A quote is a user-defined rule for the state chain, and is produced at the request of the user when they want to provide liquidity, withdraw liquidity, or conduct a swap. The quote will contain all of the user-defined parameters associated with that quote type, and gives the vault node network all of the information it requires to process these actions once the correct conditions are met in the state chain. Quotes are generated and inserted into the state chain by quoters.


To complete a swap, vault nodes need to be able to differentiate incoming transactions. When providing a quote, the quoter will need to generate a unique chain-specific identifier for the deposit, usually accomplished by generating a new address to be used when sending funds to the underlying vault. Quotes can also include rules such as slippage-limits, return addresses, and timeout rules. Once the quote is in the state chain, users can verify it and its contents publicly before sending funds to be swapped.

Liquidity Provision

Liquidity provision works in a similar way to regular swaps. Liquidity providers are required to interact with a quoter to fund liquidity pools.

Because of the cross-chain nature of Chainflip, and because liquidity providers often do not have a perfectly balanced portfolio of assets to add into liquidity pools, Chainflip supports asymmetric liquidity provision. This means anyone with any ratio of assets between two sides of a liquidity pool — including just one of the assets — can easily provide liquidity for that pool without having to manually rebalance their portfolio: instead, Chainflip automates the rebalance by performing an implicit asset swap of the provided liquidity within the liquidity pool itself.

Before adding liquidity to a pool, a liquidity provider must supply a quoter with the parameters for their liquidity, including their return address(es), a withdrawal code, and a quote expiry time. With this information, the quoter can generate address(es) for the provider to send their liquidity to, and add the quote to the state chain.

Once the user sends funds to the address(es) specified in the liquidity provision quote — or once the quote expires — the vault nodes execute the provision quote. Deposited amounts that precisely match the existing liquidity pool ratio are credited directly, while any remaining balance is handled as if the provisioner had first performed a swap to the required ratio.
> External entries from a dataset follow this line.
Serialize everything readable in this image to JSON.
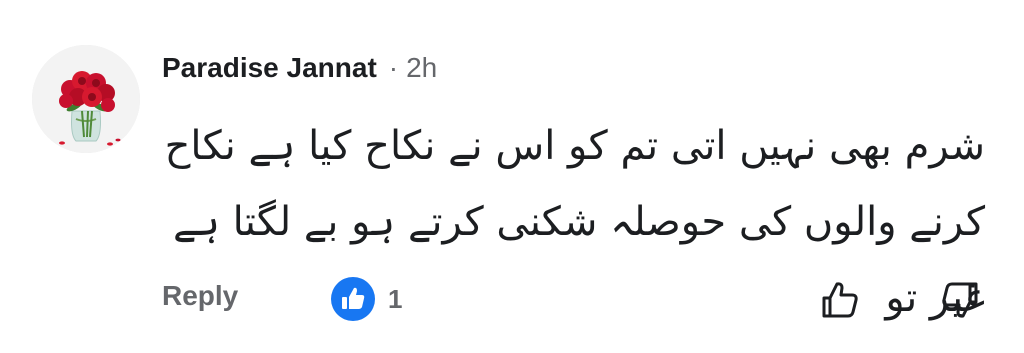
{
  "comment": {
    "author": "Paradise Jannat",
    "separator": "·",
    "time": "2h",
    "text": "شرم بھی نہیں اتی تم کو اس نے نکاح کیا ہے نکاح کرنے والوں کی حوصلہ شکنی کرتے ہو بے لگتا ہے غیر تو"
  },
  "actions": {
    "reply_label": "Reply",
    "like_count": "1",
    "like_icon": "thumbs-up-icon",
    "upvote_icon": "thumbs-up-outline-icon",
    "downvote_icon": "thumbs-down-outline-icon"
  },
  "colors": {
    "text_primary": "#1c1e21",
    "text_secondary": "#65676b",
    "like_blue": "#1877f2"
  }
}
This liquidity is then added to the pool for use by swappers.

Liquidity Withdrawal

In order to retrieve liquidity being used in a pool, providers can generate a withdrawal quote through quoters. By specifying return addresses and initially generating a withdrawal keypair providers have multiple means of authentication which can be used to trigger a withdrawal.

The provider can sign using either of their return addresses or their withdrawal code. This signature is injected into the state chain by a quoter in the form of a withdrawal quote, which can also include additional parameters, like adding missing return addresses or forcing an asymmetric withdrawal.

Once the withdrawal quote is in the state chain and is processed by the vault nodes, the vaults will send the funds that belong to the provider directly to the return addresses. In the case of an asymmetric withdrawal where only one return address has been specified in the withdrawal quote, one side of the withdrawal will be swapped into the other asset before all of the liquidity is sent as a single outgoing transaction by the vault.

5. Attack Prevention & Incentives

In analysing the design of Chainflip, it is important first to understand the types of attacks to which the Chainflip system could be vulnerable. There are three main types of actors considered in designing the security for the system:

  1. Financially motivated attackers, who will attempt to steal cryptocurrency or ransom other user’s coins for a profit;
  2. Non-financially motivated attackers, who act not for their own financial gain, but to shut down the service and/or cause the assets in the liquidity pools to be frozen or destroyed; and lastly,
  3. Financially motivated honest actors, who use the system as intended in order to maximise financial benefit.

For all of these examples, consider that each vault requires a 2/3rd supermajority of signers (t of N) in order to generate a valid transaction.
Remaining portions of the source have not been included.